Stephen Chafer was 17 when he was jailed for life for sexually assaulting three-year-old Lorraine Holt, before knifing her to death.
He found her sitting in the snow in tears near her home in Derby, then carried her to a nearby vicarage where he sexually assaulted her and stabbed her 39 times.
Now aged 57, he was living under the pseudonym Stephen Leonard when he launched a frenzied knife attack on 60-year-old Fay Mills.
Mrs Mills, who has dementia, was so badly injured that police believed she was already dead when they arrived at her Peterborough home on June 23 last year.
Chafer was convicted at trial in December last year of the attempted murder of Mrs Mills and of the common assault of her neighbour Mark Patchett, who tried to go to her aid.

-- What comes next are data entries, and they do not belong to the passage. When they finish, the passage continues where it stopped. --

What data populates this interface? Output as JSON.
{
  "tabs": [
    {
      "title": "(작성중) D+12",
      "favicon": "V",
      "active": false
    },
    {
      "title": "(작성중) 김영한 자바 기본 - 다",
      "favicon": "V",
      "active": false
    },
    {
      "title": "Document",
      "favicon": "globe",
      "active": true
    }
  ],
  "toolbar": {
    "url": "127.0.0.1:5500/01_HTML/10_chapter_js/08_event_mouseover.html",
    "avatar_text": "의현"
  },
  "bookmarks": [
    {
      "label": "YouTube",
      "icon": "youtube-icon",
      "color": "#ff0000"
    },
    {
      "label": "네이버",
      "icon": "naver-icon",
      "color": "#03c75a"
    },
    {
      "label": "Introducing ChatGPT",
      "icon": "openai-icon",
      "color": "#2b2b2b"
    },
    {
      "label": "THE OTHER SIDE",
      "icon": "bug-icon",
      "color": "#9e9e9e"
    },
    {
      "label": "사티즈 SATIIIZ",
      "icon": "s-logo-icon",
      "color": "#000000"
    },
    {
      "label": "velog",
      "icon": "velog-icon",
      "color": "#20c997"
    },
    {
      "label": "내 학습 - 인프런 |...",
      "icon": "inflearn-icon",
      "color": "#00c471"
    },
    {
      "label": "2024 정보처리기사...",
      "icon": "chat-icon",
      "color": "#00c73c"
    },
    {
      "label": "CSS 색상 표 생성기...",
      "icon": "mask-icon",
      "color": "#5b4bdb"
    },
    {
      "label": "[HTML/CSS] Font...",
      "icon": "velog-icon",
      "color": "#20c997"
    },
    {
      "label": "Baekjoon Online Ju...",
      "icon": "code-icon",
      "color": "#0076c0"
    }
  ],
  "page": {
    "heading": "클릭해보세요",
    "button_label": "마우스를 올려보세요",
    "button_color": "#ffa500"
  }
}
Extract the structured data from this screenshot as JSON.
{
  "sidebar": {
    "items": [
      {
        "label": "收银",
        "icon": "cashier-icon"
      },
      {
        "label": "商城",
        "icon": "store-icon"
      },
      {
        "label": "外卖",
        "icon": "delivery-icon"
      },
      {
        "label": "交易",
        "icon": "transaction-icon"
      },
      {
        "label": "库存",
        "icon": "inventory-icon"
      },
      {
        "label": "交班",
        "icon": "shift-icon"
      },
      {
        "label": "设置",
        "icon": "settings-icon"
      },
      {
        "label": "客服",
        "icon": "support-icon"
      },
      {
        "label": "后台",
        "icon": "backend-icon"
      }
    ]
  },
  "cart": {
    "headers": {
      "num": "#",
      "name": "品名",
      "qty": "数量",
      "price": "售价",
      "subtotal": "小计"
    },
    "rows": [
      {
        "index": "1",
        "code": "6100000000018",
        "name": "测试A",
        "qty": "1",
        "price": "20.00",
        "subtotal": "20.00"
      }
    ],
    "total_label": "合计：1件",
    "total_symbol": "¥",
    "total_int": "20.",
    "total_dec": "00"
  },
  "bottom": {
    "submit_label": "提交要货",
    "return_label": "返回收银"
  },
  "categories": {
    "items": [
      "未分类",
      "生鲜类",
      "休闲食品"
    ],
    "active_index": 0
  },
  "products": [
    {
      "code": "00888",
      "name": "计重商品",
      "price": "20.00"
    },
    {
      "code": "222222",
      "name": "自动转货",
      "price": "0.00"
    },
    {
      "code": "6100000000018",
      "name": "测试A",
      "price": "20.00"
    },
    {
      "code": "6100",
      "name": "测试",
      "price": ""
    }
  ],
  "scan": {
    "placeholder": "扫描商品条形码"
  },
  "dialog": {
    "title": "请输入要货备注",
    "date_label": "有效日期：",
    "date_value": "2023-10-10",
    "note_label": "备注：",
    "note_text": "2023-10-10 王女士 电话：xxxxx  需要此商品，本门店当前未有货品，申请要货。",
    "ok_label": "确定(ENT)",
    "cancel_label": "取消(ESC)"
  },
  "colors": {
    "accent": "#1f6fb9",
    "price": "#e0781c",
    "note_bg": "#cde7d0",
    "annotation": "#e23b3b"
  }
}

He was sentenced at Cambridge Crown Court on Friday, where he appeared under his pseudonym.
Judge David Farrell QC told him: “The worrying aspect of this offence is, as with the previous murder, that you have attacked a particularly vulnerable person and the attack was with a knife with particular severity.”
He said Chafer, who he described as a “serious risk to members of the public and particularly women”, would be 74 years of age before he could be considered for release from prison.
“I consider the parole board to consider the sentencing remarks that I make today,” he said.
Flanked by three security officers in the dock, Chafer looked downwards throughout the hearing and showed no reaction as he was led to the cells.
Mr Patchett, who previously served in the Armed Forces, suffered a cut to his face as he confronted Chafer.
Mr Patchett said in a statement that the scene was “like a house of horrors … with blood everywhere”.
Judge Farrell ruled that £750 be awarded to Mr Patchett in recognition of his bravery.
Prosecutor Charles Falk said it was “frankly a miracle that (Mrs Mills) has survived”.
The court heard that Mrs Mills’s daughter Sheila Mills had gone away to Kent on the weekend her mother was attacked and believed her mother was in the care of a “close friend”.
Mr Falk, summarising a victim impact statement from Sheila Mills, said: “She trusted Stephen with everything. He betrayed her trust. She cannot understand how wrong she could have been.”